Matthew Vaughn (of Kick-Ass fame) is just the right type of hipster director to pull this style off with panache. And the screenwriters provide oodles of back-story, relationship building and political maneuvering for the parade of zany characters, both human and mutant alike, and all eagerly sucked into the kinetic energy and all-for-fun (but not without a little maudlin excess) feel of X-Men: First Class. Sure, there’s plenty of cheesy dialogue (the “Mutant and Proud!” line is overused) and one too many montages, but really, who cares about that stuff?
Rounding up a world-class cast of up-and-coming talent helps the proceedings immensely. As the future Professor X, James McAvoy, in his post Atonement career, seems to be making a case to become the most awkward action star of his generation (remember Wanted?). Meanwhile, Michael Fassbender is fast rising up to the A-list with his versatile choices from Inglourious Basterds to Jane Eyre to this. As the mutant who would become Magneto, he’s hella-good. Then there’s Jennifer Lawrence snatched fresh from her Oscar-nominated turn in Winter’s Bone to play the young Mystique. There’s no doubt here – she’s a star, baby. Don’t forget a perfectly cast January Jones stepping confidently from her role as “Ice Queen” Betty Draper on TV’s Mad Men to villainous Emma Frost in X-Men. Lastly, good ol’ boy Kevin Bacon hams it up to great effect as the lunatic trying to start World War III.

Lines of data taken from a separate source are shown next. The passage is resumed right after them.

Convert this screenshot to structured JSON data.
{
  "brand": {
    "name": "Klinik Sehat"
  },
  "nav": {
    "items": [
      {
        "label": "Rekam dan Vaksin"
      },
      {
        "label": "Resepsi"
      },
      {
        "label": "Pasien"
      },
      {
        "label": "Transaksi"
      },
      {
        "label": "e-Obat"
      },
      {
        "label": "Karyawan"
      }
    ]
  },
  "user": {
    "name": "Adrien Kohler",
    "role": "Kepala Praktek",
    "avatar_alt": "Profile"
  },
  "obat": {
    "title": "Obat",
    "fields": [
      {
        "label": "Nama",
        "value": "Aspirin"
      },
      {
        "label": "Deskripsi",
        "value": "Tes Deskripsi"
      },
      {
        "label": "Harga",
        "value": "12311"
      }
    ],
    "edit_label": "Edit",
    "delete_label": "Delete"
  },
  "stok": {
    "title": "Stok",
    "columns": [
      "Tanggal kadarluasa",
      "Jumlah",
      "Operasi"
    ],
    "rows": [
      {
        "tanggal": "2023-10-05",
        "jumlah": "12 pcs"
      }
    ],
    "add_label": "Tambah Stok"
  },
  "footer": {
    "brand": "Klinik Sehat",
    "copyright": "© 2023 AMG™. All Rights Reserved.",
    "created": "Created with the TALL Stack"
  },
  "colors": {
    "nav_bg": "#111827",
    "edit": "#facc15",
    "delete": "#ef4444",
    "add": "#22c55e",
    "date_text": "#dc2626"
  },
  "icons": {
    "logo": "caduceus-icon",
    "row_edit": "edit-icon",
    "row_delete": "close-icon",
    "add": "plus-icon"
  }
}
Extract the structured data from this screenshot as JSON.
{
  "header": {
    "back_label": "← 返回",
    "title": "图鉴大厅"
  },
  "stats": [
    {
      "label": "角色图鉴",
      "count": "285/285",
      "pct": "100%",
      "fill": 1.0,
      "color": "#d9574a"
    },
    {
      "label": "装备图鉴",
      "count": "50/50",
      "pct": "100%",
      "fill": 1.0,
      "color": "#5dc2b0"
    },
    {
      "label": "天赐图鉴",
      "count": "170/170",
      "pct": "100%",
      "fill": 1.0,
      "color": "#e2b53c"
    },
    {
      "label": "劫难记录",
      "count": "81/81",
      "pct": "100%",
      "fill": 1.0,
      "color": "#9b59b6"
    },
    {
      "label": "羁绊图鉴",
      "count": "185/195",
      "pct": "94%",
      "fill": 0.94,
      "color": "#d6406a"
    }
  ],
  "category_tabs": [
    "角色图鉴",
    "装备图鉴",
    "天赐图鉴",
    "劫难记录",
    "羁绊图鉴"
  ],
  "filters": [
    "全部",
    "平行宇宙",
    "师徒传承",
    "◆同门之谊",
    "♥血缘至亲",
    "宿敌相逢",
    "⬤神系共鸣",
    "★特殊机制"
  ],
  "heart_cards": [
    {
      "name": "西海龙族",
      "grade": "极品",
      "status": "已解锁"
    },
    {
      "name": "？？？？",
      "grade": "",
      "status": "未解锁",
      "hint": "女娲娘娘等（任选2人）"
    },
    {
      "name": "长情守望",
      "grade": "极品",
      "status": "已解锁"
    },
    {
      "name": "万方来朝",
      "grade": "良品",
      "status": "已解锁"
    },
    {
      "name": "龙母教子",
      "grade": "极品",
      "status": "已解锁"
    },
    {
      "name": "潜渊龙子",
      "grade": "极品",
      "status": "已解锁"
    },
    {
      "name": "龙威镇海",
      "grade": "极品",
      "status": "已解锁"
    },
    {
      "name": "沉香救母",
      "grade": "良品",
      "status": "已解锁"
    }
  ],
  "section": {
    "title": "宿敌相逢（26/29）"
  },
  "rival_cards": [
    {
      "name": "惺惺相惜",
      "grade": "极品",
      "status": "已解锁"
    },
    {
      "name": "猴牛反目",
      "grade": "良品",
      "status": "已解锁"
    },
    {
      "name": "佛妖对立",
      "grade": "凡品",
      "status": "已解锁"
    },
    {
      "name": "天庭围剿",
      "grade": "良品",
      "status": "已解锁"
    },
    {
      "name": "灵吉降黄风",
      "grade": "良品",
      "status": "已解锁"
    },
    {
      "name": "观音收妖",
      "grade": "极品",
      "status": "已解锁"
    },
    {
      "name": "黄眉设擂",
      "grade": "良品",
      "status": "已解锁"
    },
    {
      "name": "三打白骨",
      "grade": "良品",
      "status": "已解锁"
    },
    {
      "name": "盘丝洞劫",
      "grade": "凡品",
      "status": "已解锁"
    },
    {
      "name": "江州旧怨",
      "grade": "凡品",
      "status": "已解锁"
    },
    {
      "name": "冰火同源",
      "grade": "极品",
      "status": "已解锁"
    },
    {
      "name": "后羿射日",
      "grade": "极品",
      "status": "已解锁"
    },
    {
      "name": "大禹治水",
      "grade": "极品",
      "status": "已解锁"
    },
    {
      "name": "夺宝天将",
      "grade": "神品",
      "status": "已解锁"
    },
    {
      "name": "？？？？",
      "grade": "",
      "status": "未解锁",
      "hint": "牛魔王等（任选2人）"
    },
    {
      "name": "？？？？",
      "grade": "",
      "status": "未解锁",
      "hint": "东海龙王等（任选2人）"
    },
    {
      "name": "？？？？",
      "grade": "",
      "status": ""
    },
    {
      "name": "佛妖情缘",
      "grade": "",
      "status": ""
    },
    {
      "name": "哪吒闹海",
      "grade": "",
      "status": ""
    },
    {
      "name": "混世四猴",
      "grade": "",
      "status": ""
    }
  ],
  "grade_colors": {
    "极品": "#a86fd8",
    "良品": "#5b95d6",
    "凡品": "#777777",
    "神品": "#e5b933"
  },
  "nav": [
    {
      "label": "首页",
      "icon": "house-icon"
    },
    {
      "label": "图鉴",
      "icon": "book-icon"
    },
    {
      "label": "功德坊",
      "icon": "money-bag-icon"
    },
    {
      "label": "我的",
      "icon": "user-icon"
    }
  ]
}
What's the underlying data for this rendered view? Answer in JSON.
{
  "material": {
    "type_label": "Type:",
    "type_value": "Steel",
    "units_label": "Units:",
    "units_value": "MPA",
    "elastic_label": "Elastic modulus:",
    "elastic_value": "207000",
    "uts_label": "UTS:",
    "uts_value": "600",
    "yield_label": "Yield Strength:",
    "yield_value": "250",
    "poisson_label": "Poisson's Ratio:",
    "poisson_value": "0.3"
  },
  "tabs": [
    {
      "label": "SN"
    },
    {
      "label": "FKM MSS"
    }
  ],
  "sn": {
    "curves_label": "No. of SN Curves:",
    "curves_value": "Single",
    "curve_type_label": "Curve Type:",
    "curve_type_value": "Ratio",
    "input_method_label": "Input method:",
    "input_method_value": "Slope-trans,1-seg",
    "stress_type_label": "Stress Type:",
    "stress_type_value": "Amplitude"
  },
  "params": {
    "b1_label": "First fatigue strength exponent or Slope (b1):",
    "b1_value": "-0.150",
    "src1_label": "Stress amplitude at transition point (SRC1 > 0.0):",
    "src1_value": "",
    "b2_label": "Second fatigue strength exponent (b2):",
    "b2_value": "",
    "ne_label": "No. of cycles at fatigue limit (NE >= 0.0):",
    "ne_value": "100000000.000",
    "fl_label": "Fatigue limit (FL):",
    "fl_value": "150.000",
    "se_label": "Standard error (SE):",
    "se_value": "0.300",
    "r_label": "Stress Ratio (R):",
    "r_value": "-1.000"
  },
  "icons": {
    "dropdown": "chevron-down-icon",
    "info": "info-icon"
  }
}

Amidst Vaughn’s 1960’s spy flick inspired imagery, there’s inter-spliced newsreels of Kennedy’s speeches, Russian and American ships facing off outside Cuba, broken-hearted mutants (really this is as much a love story between Professor X and Magneto as anything else), a bumbling CIA, and a go-go dancer with insect wings who spits fire. As much as I enjoyed this, after the credits rolled I wondered not about Matthew Vaughn’s continuation of this saga, but instead pondered…when is Matthew Vaughn going to direct a James Bond movie?